Politik açıdan, eğitim genellikle uysal ve her söyleneni kabul
eden bir halkı kontrol etmek isteyenlerce kısıtlanır. Bu
yüzdendir ki eğitim aynı zamanda farklı amaçlarla halka
politik güç kazandırmanın bir aracı gibi de görülmüştür. Ne
var ki, eğitim hangi amaçla olursa olsun bir kez politize oldu
mu, öğrencilere eleştirel olmayı öğretmeyi gerekçelendirmek
veya sürdürmek zorlaşır, çünkü eleştirel düşünce hem
yönetim süreçlerini hem de devrimci süreçleri hedef alabilir.
Çocuklar hangi amaçla eğitilecek? Kilise’nin veya devletin
itaatkâr hizmetkârları olsunlar diye mi (Luther), iyi yurttaşlar
olsunlar diye mi (Rousseau), erdemli bireyler olsunlar diye mi
(Locke) yoksa mükemmeliyetin peşine düşsünler diye mi?
Eğitimin ilkeleri aynı zamanda insan doğası hakkındaki
düşüncelerden de türetilir. Eğer yeteneklerin (örneğin genetik
soya-çekim dolayısıyla) değişmez olduğunu varsayarsak, o
zaman eğitim çerçevelenmiş olur. Eğer yeteneklerin esnek
olduğunu varsayarsak, o zaman eğitim esnek ve açık uçlu hale
gelir. Eğitimciler öğrencinin potansiyelini yöneten beklentiler
yelpazesini göz önüne alarak onlarla birlikte çalışmaya veya
adapte olmalarını teşvik etmeye yönelirler. Bazen, eğitimciler
örtülü olarak farkında oldukları insani potansiyeli
küçümseyerek bu beklentileri köreltmeye çalışırlar. Çocuk
günahkârdır; öğrenmek ahlaken veya siyasi olarak
tehlikelidir; merak kültürel bakımdan kafa karıştırıcıdır.

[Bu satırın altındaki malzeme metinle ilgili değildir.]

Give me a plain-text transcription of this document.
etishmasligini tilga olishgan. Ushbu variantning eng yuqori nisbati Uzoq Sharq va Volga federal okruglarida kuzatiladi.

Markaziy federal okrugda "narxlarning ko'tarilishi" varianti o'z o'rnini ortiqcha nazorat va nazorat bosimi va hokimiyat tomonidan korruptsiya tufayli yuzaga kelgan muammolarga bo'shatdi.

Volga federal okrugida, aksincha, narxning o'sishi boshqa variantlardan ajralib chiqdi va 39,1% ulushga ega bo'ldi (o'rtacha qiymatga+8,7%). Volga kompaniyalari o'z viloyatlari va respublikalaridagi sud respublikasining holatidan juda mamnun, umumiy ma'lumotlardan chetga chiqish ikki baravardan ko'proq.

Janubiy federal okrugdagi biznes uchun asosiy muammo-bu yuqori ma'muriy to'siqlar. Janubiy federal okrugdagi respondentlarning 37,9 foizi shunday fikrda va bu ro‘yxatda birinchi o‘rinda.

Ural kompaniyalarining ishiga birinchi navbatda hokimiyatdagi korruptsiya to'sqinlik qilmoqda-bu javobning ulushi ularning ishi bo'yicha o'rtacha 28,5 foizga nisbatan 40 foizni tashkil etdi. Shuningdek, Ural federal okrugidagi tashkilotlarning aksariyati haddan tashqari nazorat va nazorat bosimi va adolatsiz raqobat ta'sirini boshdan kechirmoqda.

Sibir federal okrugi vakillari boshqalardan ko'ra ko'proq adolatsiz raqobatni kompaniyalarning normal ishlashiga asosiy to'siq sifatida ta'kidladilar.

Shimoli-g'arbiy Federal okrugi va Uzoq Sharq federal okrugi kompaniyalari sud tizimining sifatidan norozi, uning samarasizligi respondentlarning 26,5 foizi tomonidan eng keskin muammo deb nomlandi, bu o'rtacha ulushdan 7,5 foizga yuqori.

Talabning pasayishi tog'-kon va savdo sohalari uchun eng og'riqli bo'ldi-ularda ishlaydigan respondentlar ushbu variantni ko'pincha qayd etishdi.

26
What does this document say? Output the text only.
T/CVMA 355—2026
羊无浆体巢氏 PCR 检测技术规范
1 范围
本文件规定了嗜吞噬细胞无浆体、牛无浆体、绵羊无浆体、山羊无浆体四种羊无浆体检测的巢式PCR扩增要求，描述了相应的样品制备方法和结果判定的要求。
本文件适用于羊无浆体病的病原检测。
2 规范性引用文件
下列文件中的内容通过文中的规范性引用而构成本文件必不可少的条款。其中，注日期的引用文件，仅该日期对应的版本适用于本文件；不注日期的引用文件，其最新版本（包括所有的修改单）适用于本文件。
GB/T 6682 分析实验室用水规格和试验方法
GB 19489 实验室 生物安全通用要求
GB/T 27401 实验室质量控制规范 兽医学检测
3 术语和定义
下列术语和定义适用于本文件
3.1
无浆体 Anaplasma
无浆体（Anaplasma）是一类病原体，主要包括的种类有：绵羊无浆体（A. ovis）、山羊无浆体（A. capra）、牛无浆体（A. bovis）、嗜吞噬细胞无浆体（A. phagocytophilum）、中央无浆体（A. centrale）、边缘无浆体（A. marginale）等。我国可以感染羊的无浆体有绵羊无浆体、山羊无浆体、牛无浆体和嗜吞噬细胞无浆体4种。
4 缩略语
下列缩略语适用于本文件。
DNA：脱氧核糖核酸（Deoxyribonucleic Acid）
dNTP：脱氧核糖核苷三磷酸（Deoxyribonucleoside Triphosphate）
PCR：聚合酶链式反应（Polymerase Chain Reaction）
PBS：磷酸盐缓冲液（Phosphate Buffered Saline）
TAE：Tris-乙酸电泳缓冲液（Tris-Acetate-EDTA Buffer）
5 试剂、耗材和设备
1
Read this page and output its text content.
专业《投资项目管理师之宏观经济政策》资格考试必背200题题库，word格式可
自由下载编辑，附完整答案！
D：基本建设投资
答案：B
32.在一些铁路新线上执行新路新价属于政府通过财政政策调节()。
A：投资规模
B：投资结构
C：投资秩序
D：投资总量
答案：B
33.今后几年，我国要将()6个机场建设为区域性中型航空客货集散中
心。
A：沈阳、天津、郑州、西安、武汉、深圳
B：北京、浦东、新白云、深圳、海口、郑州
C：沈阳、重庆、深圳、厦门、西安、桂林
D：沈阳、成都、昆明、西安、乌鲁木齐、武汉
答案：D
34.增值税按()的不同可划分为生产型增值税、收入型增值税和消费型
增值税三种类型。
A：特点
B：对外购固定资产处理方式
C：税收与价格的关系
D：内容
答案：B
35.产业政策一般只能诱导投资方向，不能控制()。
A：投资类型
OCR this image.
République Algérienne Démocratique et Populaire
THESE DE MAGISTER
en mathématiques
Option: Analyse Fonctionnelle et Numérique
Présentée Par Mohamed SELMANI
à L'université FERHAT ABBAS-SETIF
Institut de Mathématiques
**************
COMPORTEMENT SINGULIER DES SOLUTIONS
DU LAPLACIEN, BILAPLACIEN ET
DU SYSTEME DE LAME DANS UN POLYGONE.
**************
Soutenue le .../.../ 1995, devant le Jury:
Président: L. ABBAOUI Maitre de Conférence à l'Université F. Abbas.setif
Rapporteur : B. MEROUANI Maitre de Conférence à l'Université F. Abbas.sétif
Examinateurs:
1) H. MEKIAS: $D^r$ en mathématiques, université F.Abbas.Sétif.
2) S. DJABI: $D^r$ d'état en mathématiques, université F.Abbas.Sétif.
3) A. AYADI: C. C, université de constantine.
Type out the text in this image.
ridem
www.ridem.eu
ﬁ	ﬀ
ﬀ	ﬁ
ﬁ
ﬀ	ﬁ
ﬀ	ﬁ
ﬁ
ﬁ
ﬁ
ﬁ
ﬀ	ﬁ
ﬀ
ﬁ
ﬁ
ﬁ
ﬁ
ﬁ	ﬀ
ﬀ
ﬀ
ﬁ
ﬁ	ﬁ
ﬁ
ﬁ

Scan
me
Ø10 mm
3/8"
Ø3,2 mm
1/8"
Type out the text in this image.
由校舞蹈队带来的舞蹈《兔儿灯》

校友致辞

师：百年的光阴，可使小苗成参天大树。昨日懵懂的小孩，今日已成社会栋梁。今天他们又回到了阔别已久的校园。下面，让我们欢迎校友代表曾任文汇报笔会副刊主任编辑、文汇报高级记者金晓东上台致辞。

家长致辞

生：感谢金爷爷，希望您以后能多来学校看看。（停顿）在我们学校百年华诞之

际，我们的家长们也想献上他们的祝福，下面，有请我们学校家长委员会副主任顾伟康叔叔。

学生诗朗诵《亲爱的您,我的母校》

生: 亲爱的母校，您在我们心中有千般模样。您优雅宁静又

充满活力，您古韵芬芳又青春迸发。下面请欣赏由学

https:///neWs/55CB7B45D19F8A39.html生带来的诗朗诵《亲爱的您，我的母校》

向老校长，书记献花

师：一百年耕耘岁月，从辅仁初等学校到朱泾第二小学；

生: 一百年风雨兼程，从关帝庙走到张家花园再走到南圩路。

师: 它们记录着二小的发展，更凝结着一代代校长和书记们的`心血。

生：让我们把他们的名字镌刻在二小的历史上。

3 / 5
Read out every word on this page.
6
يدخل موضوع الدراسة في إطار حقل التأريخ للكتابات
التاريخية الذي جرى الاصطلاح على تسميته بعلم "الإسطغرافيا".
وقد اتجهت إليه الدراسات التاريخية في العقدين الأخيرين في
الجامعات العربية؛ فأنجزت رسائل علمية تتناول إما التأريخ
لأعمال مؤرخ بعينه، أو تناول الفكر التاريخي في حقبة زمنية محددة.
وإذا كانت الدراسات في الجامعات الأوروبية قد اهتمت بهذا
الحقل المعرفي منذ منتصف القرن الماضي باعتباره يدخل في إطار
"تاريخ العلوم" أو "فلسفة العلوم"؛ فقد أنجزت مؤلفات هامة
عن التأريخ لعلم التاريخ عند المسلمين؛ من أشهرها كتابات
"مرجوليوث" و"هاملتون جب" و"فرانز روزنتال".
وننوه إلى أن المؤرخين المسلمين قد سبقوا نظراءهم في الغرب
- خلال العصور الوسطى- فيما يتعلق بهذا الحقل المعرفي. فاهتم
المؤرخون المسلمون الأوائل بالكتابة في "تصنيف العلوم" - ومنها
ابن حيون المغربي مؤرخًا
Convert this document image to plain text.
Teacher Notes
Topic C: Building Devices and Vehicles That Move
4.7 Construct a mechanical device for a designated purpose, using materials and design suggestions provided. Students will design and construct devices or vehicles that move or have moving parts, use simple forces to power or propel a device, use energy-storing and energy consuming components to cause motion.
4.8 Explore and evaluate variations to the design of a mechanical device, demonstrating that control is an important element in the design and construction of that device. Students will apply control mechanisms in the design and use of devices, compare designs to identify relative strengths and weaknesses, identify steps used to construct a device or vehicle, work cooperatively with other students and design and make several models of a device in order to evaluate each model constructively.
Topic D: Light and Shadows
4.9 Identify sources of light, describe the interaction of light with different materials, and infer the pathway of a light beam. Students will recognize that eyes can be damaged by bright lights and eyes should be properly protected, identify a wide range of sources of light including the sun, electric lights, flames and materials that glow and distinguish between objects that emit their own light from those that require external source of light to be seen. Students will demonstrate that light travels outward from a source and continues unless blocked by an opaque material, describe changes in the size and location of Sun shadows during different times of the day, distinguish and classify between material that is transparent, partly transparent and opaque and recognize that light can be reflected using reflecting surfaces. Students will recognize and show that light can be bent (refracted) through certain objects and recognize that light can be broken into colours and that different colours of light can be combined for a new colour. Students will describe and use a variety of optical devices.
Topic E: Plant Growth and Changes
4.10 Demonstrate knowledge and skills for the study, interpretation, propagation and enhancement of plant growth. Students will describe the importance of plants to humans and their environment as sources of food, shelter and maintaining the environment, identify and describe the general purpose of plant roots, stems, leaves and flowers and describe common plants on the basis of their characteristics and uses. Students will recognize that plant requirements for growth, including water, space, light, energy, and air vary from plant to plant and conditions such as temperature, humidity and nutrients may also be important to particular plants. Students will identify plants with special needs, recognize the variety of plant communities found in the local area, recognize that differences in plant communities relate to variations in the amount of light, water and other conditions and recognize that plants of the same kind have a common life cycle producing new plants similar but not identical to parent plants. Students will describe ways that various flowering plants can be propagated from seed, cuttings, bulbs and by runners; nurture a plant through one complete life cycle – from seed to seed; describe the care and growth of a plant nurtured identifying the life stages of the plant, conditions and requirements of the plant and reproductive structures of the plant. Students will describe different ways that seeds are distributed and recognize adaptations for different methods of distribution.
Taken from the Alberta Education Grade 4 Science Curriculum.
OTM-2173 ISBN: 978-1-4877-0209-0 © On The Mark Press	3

Bunun dışında, kimileri de eğitimin ahlaki bakımdan hayatın
hedonistik bazlarından zevk almaktan daha az önemli
olduğunu veya temel birtakım bilgiler dışında her tür
entelektüel faaliyetin yararsız veya tehlikeli olduğunu ileri
sürerler.
Doğal olarak, eğer eğitimi kendimizi daha yükseklere
çıkartmanın manivelası olarak görüyorsak, bu tür iddialar can
sıkıcıdır. Aristoteles zihinsel faaliyetin bir insanın
erişebileceği en yüksek yaşam tarzı olduğunu ve eğitim
görmüşler ile eğitim görmemişlerin, aynen canlı ile ölü gibi
birbirinden farklı olduğunu belirtiyordu.